While I've mentioned the actors and crew, at the center of the production is me. I had enough time and flexibility that I could spend hundreds and hundreds of hours on the project. I own the equipment necessary to shoot and edit a film, in part because I work in production, but also because I earned enough that I could afford the equipment that wasn't necessary to my day-to-day work. Thanks to Pandemic Unemployment Assistance (PUA), even though video production jobs have been decimated during this past year, I have enough financial stability to plan for the future. And I have the skills, education and connections to, not only write, produce, and direct a film, but create one decent enough that I can get other people onboard.
Because of all this, everyone involved is able to reap the benefits. The film industry is incredibly tough, and it's hard to get experience on a feature-length film. Even if the film never goes anywhere, the entire cast and crew get that experience, resume-fodder, and positive referrals. In a nutshell, it gets them one step closer to films that actually pay because it's so damned impressive. When you look at it this, way, getting meaningful work in a fully-financed film takes an incredible amount of privilege.
No one involved in this project has the traditional privilege that you so often see in the film industry. No one has well-connected parents who can get them roles or jobs right out of high school. Fractals isn't a production cast entirely with the children of celebrities and produced by ivy-league business graduates. It's filled with struggling artists, actors, and musicians who are hungry and passionate enough that they're willing to work their asses off on a film that pays in honorariums.
Filmmakers can't just wrack up credit card debt, produce a film, win Sundance, and be given a couple million dollars to make their next film. That time has passed. The most recent Sundance winner already had a budget of a couple million dollars. And if you want to secure that much funding to make an independent film, you need to either come from a wealthy family or know an enormous number of people who are willing to contribute and help you with fund raising.
You can also spend years working your ass off to build a solid reputation, which is what I'm trying to do.
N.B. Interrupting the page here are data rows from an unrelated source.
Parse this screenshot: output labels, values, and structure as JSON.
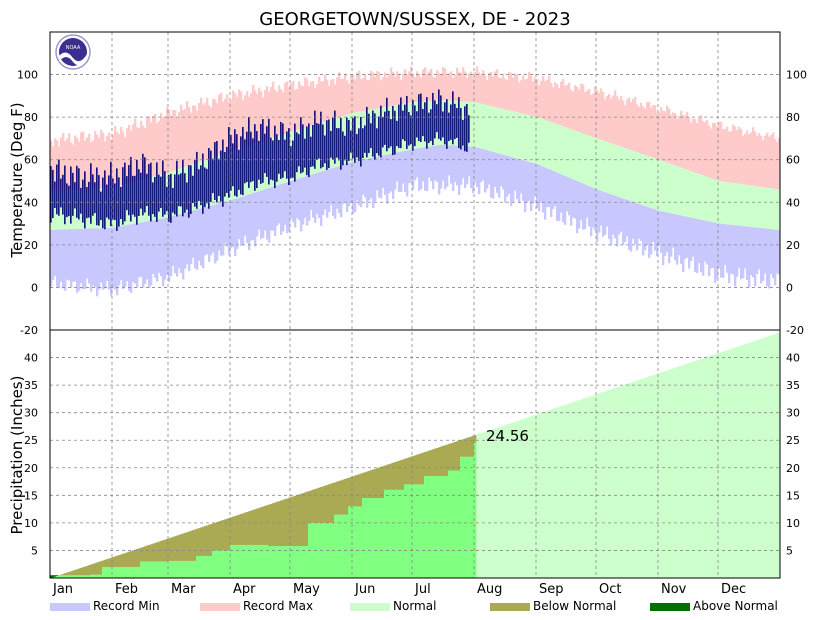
{
  "chart_data": [
    {
      "type": "area",
      "panel": "temperature",
      "title": "GEORGETOWN/SUSSEX, DE - 2023",
      "ylabel": "Temperature (Deg F)",
      "ylim": [
        -20,
        120
      ],
      "yticks": [
        -20,
        0,
        20,
        40,
        60,
        80,
        100
      ],
      "grid": true,
      "colors": {
        "record": "#c8c8ff",
        "record_max": "#ffcaca",
        "normal": "#ccffcc",
        "observed": "#000070"
      },
      "normal_high_anchors": {
        "day": [
          1,
          32,
          60,
          91,
          121,
          152,
          182,
          196,
          213,
          244,
          274,
          305,
          335,
          365
        ],
        "value": [
          45,
          47,
          54,
          64,
          73,
          82,
          87,
          88,
          87,
          80,
          70,
          60,
          50,
          46
        ]
      },
      "normal_low_anchors": {
        "day": [
          1,
          32,
          60,
          91,
          121,
          152,
          182,
          196,
          213,
          244,
          274,
          305,
          335,
          365
        ],
        "value": [
          27,
          28,
          33,
          41,
          50,
          59,
          65,
          67,
          66,
          58,
          46,
          36,
          30,
          27
        ]
      },
      "record_max_anchors": {
        "day": [
          1,
          32,
          60,
          91,
          121,
          152,
          182,
          213,
          244,
          274,
          305,
          335,
          365
        ],
        "value": [
          69,
          72,
          82,
          90,
          95,
          99,
          101,
          101,
          98,
          92,
          84,
          76,
          70
        ]
      },
      "record_min_anchors": {
        "day": [
          1,
          32,
          60,
          91,
          121,
          152,
          182,
          213,
          244,
          274,
          305,
          335,
          365
        ],
        "value": [
          2,
          -1,
          5,
          18,
          29,
          38,
          48,
          48,
          38,
          26,
          16,
          6,
          3
        ]
      },
      "observed_high_anchors": {
        "day": [
          1,
          15,
          32,
          46,
          60,
          75,
          91,
          105,
          121,
          135,
          152,
          166,
          182,
          196,
          210
        ],
        "value": [
          55,
          52,
          52,
          58,
          52,
          58,
          70,
          75,
          72,
          78,
          76,
          82,
          86,
          88,
          84
        ]
      },
      "observed_low_anchors": {
        "day": [
          1,
          15,
          32,
          46,
          60,
          75,
          91,
          105,
          121,
          135,
          152,
          166,
          182,
          196,
          210
        ],
        "value": [
          35,
          33,
          30,
          35,
          34,
          38,
          44,
          50,
          52,
          58,
          60,
          64,
          68,
          70,
          66
        ]
      },
      "observed_last_day": 210
    },
    {
      "type": "area",
      "panel": "precipitation",
      "ylabel": "Precipitation (Inches)",
      "ylim": [
        0,
        45
      ],
      "yticks": [
        5,
        10,
        15,
        20,
        25,
        30,
        35,
        40
      ],
      "grid": true,
      "annotation": "24.56",
      "colors": {
        "normal": "#ccffcc",
        "observed": "#80ff80",
        "below_normal": "#aaaa55",
        "above_normal": "#007000"
      },
      "normal_cumulative": {
        "day": [
          1,
          365
        ],
        "value": [
          0,
          44.5
        ]
      },
      "observed_cumulative": {
        "day": [
          1,
          21,
          27,
          46,
          60,
          74,
          82,
          91,
          110,
          130,
          143,
          150,
          157,
          168,
          178,
          188,
          200,
          206,
          213
        ],
        "value": [
          0.5,
          0.6,
          2.0,
          3.0,
          3.1,
          4.0,
          5.0,
          6.0,
          5.8,
          10.0,
          11.5,
          13.0,
          14.5,
          16.0,
          17.0,
          18.5,
          19.5,
          22.0,
          24.56
        ]
      },
      "observed_last_day": 213
    }
  ],
  "months": [
    "Jan",
    "Feb",
    "Mar",
    "Apr",
    "May",
    "Jun",
    "Jul",
    "Aug",
    "Sep",
    "Oct",
    "Nov",
    "Dec"
  ],
  "legend": [
    {
      "label": "Record Min",
      "color": "#c8c8ff"
    },
    {
      "label": "Record Max",
      "color": "#ffcaca"
    },
    {
      "label": "Normal",
      "color": "#ccffcc"
    },
    {
      "label": "Below Normal",
      "color": "#aaaa55"
    },
    {
      "label": "Above Normal",
      "color": "#007000"
    }
  ],
  "logo": {
    "text": "NOAA",
    "icon": "noaa-logo-icon"
  }
}
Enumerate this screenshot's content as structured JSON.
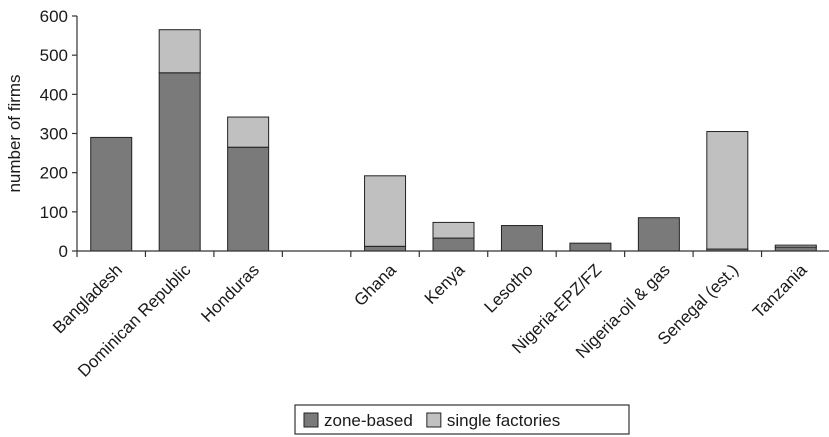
{
  "chart_data": {
    "type": "bar",
    "stacked": true,
    "title": "",
    "xlabel": "",
    "ylabel": "number of firms",
    "ylim": [
      0,
      600
    ],
    "yticks": [
      0,
      100,
      200,
      300,
      400,
      500,
      600
    ],
    "grid": false,
    "legend_position": "bottom-center",
    "categories": [
      "Bangladesh",
      "Dominican Republic",
      "Honduras",
      "",
      "Ghana",
      "Kenya",
      "Lesotho",
      "Nigeria-EPZ/FZ",
      "Nigeria-oil & gas",
      "Senegal (est.)",
      "Tanzania"
    ],
    "series": [
      {
        "name": "zone-based",
        "color": "#7a7a7a",
        "values": [
          290,
          455,
          265,
          0,
          12,
          33,
          65,
          20,
          85,
          5,
          10
        ]
      },
      {
        "name": "single factories",
        "color": "#c0c0c0",
        "values": [
          0,
          110,
          77,
          0,
          180,
          40,
          0,
          0,
          0,
          300,
          5
        ]
      }
    ]
  }
}
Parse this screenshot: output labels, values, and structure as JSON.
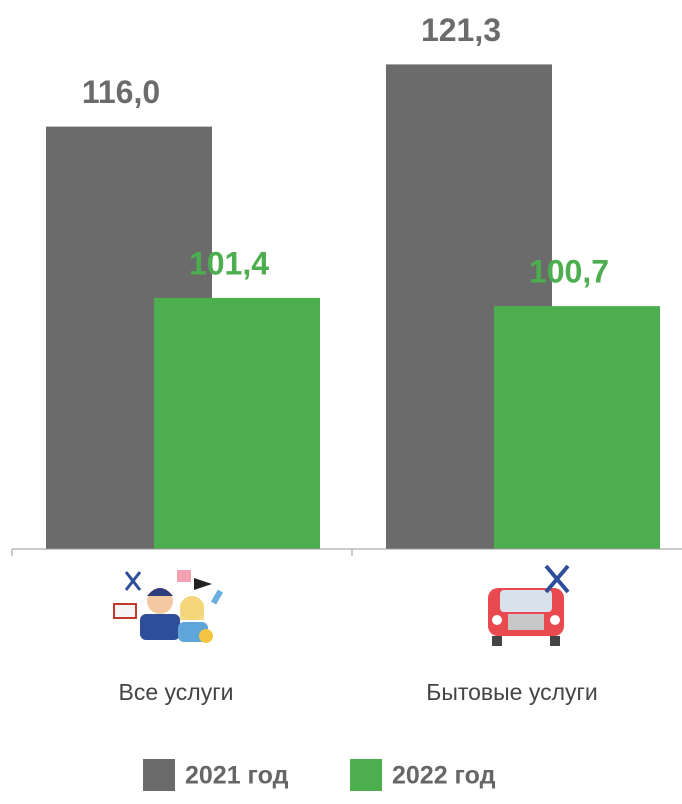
{
  "chart_data": {
    "type": "bar",
    "categories": [
      "Все услуги",
      "Бытовые услуги"
    ],
    "series": [
      {
        "name": "2021 год",
        "color": "#6b6b6b",
        "values": [
          116.0,
          121.3
        ],
        "value_labels": [
          "116,0",
          "121,3"
        ]
      },
      {
        "name": "2022 год",
        "color": "#4cae4f",
        "values": [
          101.4,
          100.7
        ],
        "value_labels": [
          "101,4",
          "100,7"
        ]
      }
    ],
    "ylim": [
      80,
      125
    ]
  }
}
Lastly, here's what Fractals is really giving us: If anyone involved "makes it", we're going to be the ones who talk about living on rice and beans for a month while we tried to build our careers. Our successes will be rooted in the fact that we were able to overcome the lack of money and connections by working on project after project, and taking advantage of every opportunity that came our way.
But being able to work on projects and take advantage of opportunities - that's the privilege.